Visage recuit, rides aux coordonnées féroces, tout en lui est prématurément entamé par une ligne d’ombre. Sauf son regard, pur. Indéchiffrable comme la mer étale. On le devine pourtant étrangement capable de passions violentes et de tempêtes. Mais dans l’ingratitude présente des travaux et des jours, il ne cesse de craindre, non sans raisons, que la fatigue de son corps ne se communique à sa mémoire inquiète.
Sa vie, il l’a commencée comme il la finira : au milieu des livres. Si l’homme de la rue l’ignore, il a cependant perdu toute chance de mourir inconnu. Non seulement il a acquis, en Angleterre, le statut de grand écrivain, mais sa notoriété a gagné les États-Unis et la France. Il écrit donc toujours. Que faire d’autre désormais ? C’est une habitude. C’est son métier. « Il faut écrire, écrire, écrire, confie-t-il dans une de ses Lettres françaises. On se demande si cela vaut la peine ― car enfin, on n’est jamais satisfait et on n’a jamais fini. » D’un livre l’autre, c’est bien sur sa déception qu’il travaille. Sur cette insatisfaction sans cesse reconduite. Avec le désespoir en embuscade. Confusément conscient de côtoyer une vérité qui, depuis toujours, le hante. Il a mis en chantier ce qui deviendra Suspense [L’Attente]. Il s’y épuise. Sa chair est triste, sa vie s’est alourdie. Perdu, le paradis ?

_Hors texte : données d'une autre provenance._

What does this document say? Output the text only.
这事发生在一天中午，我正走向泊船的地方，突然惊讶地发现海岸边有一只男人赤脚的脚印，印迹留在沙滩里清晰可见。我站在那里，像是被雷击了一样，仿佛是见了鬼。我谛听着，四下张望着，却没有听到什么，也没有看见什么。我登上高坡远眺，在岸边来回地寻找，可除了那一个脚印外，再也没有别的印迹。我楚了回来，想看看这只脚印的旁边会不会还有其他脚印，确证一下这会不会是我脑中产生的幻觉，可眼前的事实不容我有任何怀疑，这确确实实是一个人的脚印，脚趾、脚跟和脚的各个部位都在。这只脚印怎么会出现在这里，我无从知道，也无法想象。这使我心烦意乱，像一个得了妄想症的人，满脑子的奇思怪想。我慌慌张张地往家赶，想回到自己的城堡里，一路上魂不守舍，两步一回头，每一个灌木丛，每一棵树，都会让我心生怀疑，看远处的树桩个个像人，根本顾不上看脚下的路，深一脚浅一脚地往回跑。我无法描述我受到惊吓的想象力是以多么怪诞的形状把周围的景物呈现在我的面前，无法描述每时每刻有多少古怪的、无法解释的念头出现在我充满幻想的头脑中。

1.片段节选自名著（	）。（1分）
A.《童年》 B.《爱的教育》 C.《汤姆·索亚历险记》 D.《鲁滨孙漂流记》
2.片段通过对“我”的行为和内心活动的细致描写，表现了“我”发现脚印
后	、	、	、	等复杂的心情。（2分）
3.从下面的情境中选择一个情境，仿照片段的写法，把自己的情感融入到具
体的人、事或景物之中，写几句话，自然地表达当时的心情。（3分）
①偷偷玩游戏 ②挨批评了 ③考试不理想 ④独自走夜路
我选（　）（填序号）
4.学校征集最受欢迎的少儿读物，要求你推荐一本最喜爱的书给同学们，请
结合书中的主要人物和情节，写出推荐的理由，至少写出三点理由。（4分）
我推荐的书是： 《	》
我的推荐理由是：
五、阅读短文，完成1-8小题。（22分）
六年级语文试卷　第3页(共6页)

Ainsi souffrant, s’apprêtant même à rédiger son testament, c’est le moment qu’il choisit pour venir en Corse. Une tentation constante. Une obsession selon Jessie. Sur ce pont du navire en partance pour Aiacciu, le rêve ancien devient soudainement proche. Instants battants où le désir est près d’être satisfait. Ultime résonance d’un destin, cette mer qui lui est si chère et qu’il va traverser pour la dernière fois, est-elle associée à quelque âpre et lointaine saison, aux prémisses d’une aberration, à quelque défaite connue de lui seul, à quelque lancinante absence ? « Peut-être était-ce une impulsion de loyauté inconsciente, ou l’accomplissement d’une de ces nécessités ironiques qui se dissimulent dans les faits de l’existence. Je ne sais. Je ne puis dire, mais j’y allais », avait-il écrit à un tout autre moment. Si un lieu, c’est aussi une lumière, va-t-il alors chercher en Corse ― cet ouvrage du soleil qui semble une colossale incarnation du silence ― un signe, un rien, une poignée de main, un bruit de fraternité ? Une ferveur de l’air, pour enfin s’éveiller accordé à l’horizon ? Et s’il avait besoin d’un lendemain ruisselant de bleu…
À soixante-trois ans, Joseph Conrad a plus de souvenirs que s’il avait mille ans. Nous sommes le 3 février 1921. Dans les mots de la Méditerranée.
Maddalena Rodriguez-Antoniotti, « Un 3 février 1921 », Bleu Conrad, Le Destin méditerranéen de Joseph Conrad, Albiana, 2007, pp. 17-18.
* Jean Grenier, Les Îles, Éditions Gallimard, Collection L’Imaginaire, Paris, 2003, page 92.